Coal Transition Activities

Experts Discuss Coal Power Transition With China’s Energy Supply and Carbon Targets

In April 2023, the Coal Transition Task Force at Energy Foundation China (EF China) held a webinar about the future of coal power in China, as the country stives to secure its energy supply and achieve the carbon peaking and neutrality targets at the same time.

In her opening speech, Yu Han, Coal Transition Task Force Director said that “green development” and “stable supply” have become the buzzwords for coal after China’s annual “Two Sessions” in March 2023. However, field investigations showed that, energy-rich provinces hope to cultivate environmentally friendly supply chains by more consumption of local green electricity, as well as new growth engines such as wind-solar-hydrogen-storage systems and microgrids, according to her, who also said that following the principle of “building the new before dismantling the old,” China should curb investment in coal power, alleviate energy security anxieties, and reduce financial and credit risks caused by coal investment.

Yuan Jiahai, professor of the North China Electric Power University, explained three key issues: the reasons behind the recent acceleration of approval for coal power capacity in China, its impact on the county’s carbon goals, and possible responses from philanthropies. He pointed out that the room for coal power generation is actually limited. With China’s dual goals of carbon peaking and neutrality, the expansion of coal power capacity now would soon lead to severe losses of stranded assets and slow down China’s decarbonization process, he said. The current power system planning lacks a top-level strategy, while central and local state-owned enterprises apparently have diverging views on the new coal power capacity, according to him. In response, Professor Yuan proposed four steps to accelerate the power system transition: developing an longer-term transition plan of coal power through cross-sector collaboration, phasing down existing coal power capacity, utilizing financial tools to guide the coal power transition, and conducting pilot research in typical provinces.

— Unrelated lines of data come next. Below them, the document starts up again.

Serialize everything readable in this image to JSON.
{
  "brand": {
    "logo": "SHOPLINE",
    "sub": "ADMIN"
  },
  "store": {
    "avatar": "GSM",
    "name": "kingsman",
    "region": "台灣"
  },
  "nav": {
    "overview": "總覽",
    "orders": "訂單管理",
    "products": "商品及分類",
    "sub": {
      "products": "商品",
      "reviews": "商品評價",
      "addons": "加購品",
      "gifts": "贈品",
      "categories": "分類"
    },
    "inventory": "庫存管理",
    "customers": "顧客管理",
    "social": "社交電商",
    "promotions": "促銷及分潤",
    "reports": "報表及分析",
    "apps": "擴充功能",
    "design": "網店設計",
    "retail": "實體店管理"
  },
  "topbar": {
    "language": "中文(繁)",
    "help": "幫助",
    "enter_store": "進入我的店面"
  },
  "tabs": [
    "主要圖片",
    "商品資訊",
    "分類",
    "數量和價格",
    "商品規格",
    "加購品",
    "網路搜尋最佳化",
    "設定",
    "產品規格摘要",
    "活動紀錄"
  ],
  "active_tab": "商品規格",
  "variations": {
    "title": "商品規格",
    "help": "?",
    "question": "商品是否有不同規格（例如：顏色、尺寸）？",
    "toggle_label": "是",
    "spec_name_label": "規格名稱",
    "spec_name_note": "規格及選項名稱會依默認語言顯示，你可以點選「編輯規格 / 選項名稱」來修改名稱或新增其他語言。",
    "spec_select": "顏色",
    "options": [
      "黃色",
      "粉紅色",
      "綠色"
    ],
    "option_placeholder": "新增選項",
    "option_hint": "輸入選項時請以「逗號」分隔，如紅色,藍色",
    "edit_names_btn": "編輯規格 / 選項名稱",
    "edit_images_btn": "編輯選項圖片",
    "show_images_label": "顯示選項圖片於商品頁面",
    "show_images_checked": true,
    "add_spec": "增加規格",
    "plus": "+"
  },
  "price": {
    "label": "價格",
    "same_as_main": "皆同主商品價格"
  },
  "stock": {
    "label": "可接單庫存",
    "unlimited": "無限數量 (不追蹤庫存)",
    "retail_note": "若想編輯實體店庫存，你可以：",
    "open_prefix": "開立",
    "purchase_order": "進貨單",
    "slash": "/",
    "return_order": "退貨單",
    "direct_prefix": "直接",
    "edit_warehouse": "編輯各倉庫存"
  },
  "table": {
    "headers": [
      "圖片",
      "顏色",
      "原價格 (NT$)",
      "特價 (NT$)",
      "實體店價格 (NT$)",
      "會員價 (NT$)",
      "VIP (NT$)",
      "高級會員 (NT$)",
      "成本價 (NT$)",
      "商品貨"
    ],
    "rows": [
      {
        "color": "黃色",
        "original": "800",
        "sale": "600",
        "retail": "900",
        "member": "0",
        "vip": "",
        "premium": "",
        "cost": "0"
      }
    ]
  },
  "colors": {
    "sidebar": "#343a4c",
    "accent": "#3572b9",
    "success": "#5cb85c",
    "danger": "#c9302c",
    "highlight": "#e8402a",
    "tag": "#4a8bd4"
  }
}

Zou Ji, CEO and President of EF China, said that from the economics perspective, the power issue involves carbon emissions, coal consumption, assets, investment, local debts, and other long-term problems, thus requires policy solutions that address fundamental economic questions. He suggested improving the narrative building of coal power’s future and calling for a guiding document for the power industry, which specifies short, medium, and long-term goals, pathways, and actions. He also said that economic analysis can be used for energy security discussions. At the macro level, China should analyze the implications of stimulating fiscal and monetary policies on the energy industry, as well as the economic impact of the investment to coal power and coal mines; while at the micro level, China should focus on variables such as coal prices, electricity prices, financing costs, and the cash flow and reveal their impacts on different stakeholders, Zou Ji said.

Representatives from climate philanthropies also attended the webinar.

Coal Transition Task Force
  • The Coal Transition Initiative aims to help China attain the following goals during 2040-2045: to achieve near-zero coal consumption by facilitating the energy transition, such as developing renewable energy, improving energy efficiency, and promoting electrification; and to achieve net zero emissions through carbon capture and storage technologies, for unavoidable coal consumption.